Toutes leurs propositions s'articulent autour de quelques notions clés :

  • le gouvernement doit prendre en charge tous les problèmes sociaux,
  • il doit, par souci égalitaire, imposer le nivellement des différences par la taxation et les régulations,
  • implicitement, les entreprises (financières, bancaires, commerciales...) qui réalisent des profits sont désignées comme des prédateurs qu'il faut brider (dernier avatar du concept marxiste d'exploitation d'une sous-classe).

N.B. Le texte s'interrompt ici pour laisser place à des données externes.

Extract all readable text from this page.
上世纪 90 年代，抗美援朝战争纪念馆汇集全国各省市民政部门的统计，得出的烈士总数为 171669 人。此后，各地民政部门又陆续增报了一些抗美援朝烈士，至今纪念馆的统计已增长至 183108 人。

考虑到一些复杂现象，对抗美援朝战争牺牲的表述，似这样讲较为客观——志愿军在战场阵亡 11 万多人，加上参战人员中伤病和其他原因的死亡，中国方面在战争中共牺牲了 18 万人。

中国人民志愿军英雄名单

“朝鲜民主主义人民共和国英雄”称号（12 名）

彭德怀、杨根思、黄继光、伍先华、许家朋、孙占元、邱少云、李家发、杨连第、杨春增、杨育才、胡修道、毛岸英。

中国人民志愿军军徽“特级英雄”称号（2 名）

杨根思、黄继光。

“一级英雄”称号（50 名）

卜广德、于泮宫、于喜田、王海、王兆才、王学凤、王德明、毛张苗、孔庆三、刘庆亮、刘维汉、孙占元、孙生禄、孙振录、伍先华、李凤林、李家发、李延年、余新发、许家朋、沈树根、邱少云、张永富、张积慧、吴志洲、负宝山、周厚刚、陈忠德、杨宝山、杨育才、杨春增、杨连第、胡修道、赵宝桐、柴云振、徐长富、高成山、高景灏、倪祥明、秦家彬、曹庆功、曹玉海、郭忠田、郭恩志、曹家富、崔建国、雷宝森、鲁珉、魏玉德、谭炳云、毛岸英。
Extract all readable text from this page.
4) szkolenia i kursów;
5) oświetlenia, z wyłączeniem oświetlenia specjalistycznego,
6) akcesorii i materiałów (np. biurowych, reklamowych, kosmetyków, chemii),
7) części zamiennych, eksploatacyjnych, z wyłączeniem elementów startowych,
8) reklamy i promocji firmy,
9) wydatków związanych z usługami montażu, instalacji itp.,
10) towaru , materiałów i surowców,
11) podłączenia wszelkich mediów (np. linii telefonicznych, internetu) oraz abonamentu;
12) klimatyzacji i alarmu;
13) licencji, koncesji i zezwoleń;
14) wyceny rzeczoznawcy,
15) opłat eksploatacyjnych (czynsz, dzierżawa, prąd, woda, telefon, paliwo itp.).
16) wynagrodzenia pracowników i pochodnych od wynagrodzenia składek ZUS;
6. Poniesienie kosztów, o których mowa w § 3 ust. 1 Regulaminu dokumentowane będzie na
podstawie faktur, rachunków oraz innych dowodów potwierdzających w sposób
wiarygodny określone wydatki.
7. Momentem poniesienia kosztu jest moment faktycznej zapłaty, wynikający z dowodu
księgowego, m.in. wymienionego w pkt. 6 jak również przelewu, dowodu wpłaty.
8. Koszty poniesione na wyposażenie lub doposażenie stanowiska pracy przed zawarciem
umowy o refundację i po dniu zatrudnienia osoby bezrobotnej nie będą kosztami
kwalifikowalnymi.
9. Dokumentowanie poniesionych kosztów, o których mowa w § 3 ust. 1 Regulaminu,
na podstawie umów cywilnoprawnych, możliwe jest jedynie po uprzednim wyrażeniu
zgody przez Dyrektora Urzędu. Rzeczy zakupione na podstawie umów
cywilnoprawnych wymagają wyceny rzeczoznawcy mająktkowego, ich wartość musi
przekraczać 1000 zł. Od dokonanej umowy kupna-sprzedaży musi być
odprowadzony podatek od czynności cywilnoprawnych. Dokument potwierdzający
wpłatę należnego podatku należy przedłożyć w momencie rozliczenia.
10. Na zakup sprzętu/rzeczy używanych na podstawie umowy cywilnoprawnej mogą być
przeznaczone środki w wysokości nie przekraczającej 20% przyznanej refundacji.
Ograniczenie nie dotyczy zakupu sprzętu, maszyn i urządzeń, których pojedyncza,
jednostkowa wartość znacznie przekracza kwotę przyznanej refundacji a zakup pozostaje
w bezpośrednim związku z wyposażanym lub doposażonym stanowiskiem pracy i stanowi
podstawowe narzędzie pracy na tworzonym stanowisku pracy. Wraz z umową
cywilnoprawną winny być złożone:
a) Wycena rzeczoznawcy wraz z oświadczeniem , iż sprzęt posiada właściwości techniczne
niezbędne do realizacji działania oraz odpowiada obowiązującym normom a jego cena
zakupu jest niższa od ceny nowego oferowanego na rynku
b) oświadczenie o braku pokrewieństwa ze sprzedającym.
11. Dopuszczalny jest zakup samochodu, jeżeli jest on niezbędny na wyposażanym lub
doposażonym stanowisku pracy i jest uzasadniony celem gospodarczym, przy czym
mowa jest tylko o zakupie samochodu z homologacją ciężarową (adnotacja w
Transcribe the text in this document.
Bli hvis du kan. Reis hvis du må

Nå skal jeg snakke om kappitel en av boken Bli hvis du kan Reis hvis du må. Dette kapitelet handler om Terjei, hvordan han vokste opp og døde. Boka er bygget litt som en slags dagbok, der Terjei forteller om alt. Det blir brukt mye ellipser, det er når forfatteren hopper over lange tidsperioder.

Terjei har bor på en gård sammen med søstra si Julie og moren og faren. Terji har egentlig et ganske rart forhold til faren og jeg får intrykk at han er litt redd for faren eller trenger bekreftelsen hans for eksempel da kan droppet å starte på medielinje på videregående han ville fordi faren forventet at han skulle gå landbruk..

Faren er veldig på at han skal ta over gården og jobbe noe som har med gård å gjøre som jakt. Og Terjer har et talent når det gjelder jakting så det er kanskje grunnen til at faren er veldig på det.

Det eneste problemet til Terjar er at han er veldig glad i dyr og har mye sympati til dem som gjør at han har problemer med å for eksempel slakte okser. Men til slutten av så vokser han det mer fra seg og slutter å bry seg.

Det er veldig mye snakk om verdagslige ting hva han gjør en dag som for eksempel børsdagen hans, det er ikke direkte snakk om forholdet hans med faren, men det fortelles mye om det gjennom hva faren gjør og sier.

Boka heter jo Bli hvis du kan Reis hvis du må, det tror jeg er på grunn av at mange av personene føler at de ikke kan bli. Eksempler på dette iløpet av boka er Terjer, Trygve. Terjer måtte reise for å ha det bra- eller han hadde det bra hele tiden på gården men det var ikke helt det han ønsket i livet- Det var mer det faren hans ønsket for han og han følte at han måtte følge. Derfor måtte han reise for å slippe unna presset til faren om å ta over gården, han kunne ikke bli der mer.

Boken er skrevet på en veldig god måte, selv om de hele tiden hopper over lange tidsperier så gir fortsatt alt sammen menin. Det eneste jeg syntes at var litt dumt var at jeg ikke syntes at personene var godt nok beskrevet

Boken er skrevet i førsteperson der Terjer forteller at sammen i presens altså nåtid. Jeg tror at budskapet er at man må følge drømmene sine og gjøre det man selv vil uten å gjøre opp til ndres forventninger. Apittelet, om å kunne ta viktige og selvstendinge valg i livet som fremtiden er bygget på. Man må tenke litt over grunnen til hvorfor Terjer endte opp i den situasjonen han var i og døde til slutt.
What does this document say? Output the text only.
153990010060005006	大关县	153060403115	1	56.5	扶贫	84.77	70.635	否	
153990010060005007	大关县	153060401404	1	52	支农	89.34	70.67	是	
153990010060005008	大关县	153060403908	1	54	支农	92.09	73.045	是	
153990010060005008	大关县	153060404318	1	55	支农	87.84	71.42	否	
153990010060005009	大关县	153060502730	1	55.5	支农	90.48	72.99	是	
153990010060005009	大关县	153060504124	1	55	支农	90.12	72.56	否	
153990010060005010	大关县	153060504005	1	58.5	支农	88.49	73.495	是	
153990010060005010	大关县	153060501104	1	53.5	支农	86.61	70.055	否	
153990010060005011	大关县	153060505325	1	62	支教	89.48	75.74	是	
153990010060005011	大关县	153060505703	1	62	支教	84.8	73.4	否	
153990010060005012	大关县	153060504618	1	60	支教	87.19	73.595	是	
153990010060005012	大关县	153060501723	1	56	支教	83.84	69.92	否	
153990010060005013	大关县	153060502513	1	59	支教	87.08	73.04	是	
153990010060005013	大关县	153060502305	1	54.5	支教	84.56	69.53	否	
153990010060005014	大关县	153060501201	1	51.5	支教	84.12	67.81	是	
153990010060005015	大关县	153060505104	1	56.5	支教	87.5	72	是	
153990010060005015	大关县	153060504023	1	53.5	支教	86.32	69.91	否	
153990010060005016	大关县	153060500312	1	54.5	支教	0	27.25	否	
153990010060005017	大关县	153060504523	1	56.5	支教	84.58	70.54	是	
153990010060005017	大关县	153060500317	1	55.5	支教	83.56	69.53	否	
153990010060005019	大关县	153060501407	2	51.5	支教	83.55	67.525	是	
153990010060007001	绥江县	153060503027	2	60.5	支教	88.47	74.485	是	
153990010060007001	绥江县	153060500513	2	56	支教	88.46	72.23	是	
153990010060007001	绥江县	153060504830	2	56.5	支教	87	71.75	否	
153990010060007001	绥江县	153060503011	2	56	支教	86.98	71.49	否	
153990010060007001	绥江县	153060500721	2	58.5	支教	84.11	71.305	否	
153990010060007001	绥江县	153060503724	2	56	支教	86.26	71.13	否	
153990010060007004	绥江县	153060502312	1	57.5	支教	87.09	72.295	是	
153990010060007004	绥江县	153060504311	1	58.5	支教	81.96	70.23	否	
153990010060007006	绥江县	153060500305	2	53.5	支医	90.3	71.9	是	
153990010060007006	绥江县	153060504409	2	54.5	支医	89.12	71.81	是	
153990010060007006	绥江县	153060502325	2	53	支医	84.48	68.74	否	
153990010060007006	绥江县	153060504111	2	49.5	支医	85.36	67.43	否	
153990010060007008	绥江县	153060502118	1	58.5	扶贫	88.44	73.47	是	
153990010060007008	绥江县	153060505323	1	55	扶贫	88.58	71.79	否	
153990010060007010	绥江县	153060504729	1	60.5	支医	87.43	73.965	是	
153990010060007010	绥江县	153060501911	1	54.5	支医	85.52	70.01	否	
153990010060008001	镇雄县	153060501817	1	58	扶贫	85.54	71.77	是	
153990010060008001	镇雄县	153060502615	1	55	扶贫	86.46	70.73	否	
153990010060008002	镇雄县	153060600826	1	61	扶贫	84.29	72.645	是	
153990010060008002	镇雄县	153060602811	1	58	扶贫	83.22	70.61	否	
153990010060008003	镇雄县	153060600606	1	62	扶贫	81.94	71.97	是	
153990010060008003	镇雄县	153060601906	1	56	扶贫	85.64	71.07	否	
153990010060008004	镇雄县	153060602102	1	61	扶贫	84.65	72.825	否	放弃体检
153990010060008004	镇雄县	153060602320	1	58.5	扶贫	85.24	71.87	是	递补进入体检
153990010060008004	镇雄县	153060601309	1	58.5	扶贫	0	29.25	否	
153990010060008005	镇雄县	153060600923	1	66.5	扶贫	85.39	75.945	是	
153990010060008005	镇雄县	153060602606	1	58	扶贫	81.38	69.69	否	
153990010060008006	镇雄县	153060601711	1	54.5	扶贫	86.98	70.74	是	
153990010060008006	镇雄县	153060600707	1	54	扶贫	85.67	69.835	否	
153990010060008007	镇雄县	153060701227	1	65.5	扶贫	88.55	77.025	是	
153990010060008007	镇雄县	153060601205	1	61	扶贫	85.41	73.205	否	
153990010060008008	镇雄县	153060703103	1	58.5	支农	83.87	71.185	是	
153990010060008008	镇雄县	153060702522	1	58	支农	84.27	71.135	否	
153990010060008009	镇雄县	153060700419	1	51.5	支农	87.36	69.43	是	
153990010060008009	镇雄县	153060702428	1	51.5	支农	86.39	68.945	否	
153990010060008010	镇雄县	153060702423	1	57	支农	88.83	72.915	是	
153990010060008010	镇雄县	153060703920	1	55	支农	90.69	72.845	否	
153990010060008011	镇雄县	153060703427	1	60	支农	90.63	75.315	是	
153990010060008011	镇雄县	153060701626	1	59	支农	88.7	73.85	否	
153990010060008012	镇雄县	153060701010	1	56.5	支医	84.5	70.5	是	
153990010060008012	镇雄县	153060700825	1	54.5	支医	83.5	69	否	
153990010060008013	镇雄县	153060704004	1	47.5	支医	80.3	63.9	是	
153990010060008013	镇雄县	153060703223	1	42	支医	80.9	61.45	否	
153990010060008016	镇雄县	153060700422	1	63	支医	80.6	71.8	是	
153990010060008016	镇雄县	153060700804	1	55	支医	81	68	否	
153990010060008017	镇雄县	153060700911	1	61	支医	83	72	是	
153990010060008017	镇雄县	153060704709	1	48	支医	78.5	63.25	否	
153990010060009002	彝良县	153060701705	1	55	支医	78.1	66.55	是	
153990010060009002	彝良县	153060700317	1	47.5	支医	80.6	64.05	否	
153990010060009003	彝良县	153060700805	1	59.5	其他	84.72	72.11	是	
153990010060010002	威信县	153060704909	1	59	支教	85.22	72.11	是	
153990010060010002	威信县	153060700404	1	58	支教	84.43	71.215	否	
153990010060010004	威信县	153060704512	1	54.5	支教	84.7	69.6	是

Les think-tanks conservateurs mettent en garde contre les utopies et les raisonnements spécieux de leurs adversaires. Avec le retour d'une majorité démocrate au Congrès, ils redoublent de vigilance. Lawrence Kudlow, membre du Cato Institute, s'écrie :

"Agissons avant que les élus ne passent de cette rhétorique obscurantiste à une législation délétère."

Des requêtes pour réduire l'emprise de l'Etat fédéral

Les think-tanks dénoncent aussi cette dérive malsaine, et si peu américaine, qu'est " la culture de l'envie " qui cherche à susciter un sentiment de culpabilité chez l'employeur et à exacerber des réflexes de victime chez le salarié. Ils rappellent que rien n'est jamais acquis et que la libre-entreprise est menacée par toutes sortes de démons. Il faut avant tout réduire l'emprise et la taille de l'Etat fédéral et le forcer à agir sur quelques points précis et urgents :

  • l'Etat fédéral doit lutter contre la corruption au sein des syndicats et leur manque de transparence. Le retour du closed shop (disparition du vote à huis clos et donc cotisations forcées des salariés) est une violation de la loi,
  • il doit aussi empêcher le développement d'une classe d'avocats sans scrupules, spécialisés dans des procès aussi ruineux que fantaisistes, qui acculent à la faillite des sociétés honnêtes. En 2004, les sommes ainsi extorquées aux entreprises américaines, s'élevaient à 200 milliards de dollars !
  • l'Etat fédéral doit cesser l'octroi de subventions aux grosses sociétés. Cela fausse la compétition et fait du tort aux petits concurrents. Il doit aussi s'abstenir des actions anti-trust car, comme l'a démontré l'exemple du procès contre Microsoft, il y a dix ans, ce n'est pas la décision de la cour qui a protégé les consommateurs mais la compétition à laquelle nul ne peut échapper. Dans une économie de marché, le prédateur d'aujourd'hui peut être la proie de demain,
  • l'Etat fédéral doit redonner aux employeurs de la flexibilité et de la liberté. Liberté d'engager et de licencier. Liberté aussi de fixer les salaires, car le salaire minimum national se révèle inadéquat. Trop élevé dans certaines régions et pour tel type d'emploi, il décourage les employeurs. Trop bas dans d'autres régions et pour d'autres activités, il nuit à la main-d'œuvre américaine non qualifiée. Il favorise, et même pérennise, la main-d'œuvre immigrée illégale,
  • l'Etat fédéral doit veiller à ce que les lois pénalisant les entrepreneurs non respectueux des normes de travail soient appliquées,
  • il doit rejeter les taxes, restrictions et régulations réclamées par les écologistes, car pour l'instant celles-ci sont fondées sur des études qui ne font pas l'unanimité dans le monde scientifique,
  • il doit, enfin, réformer la fiscalité. Les think-tanks réclament tous la taxe minimale (flat tax) depuis vingt ans mais sans succès...

En conclusion, malgré une série de revers depuis 2000 (éclatement de la bulle informatique, attaques du 11 septembre 2001, scandales au sommet de grandes compagnies, montée du prix du pétrole...), l'économie américaine continue sa croissance et son dynamisme sert de locomotive aux économies européennes. Les entreprises américaines ont fait preuve de leur capacité d'adaptation. Soutenues par des think-tanks qui exaltent l'esprit d'initiative et offrent des études pointues sur les évolutions probables des marchés, elles adoptent des stratégies qui leur permettent de rebondir après s'être débarrassées de structures obsolètes, et d'anticiper (théorie de l'offre) les attentes futures de la demande.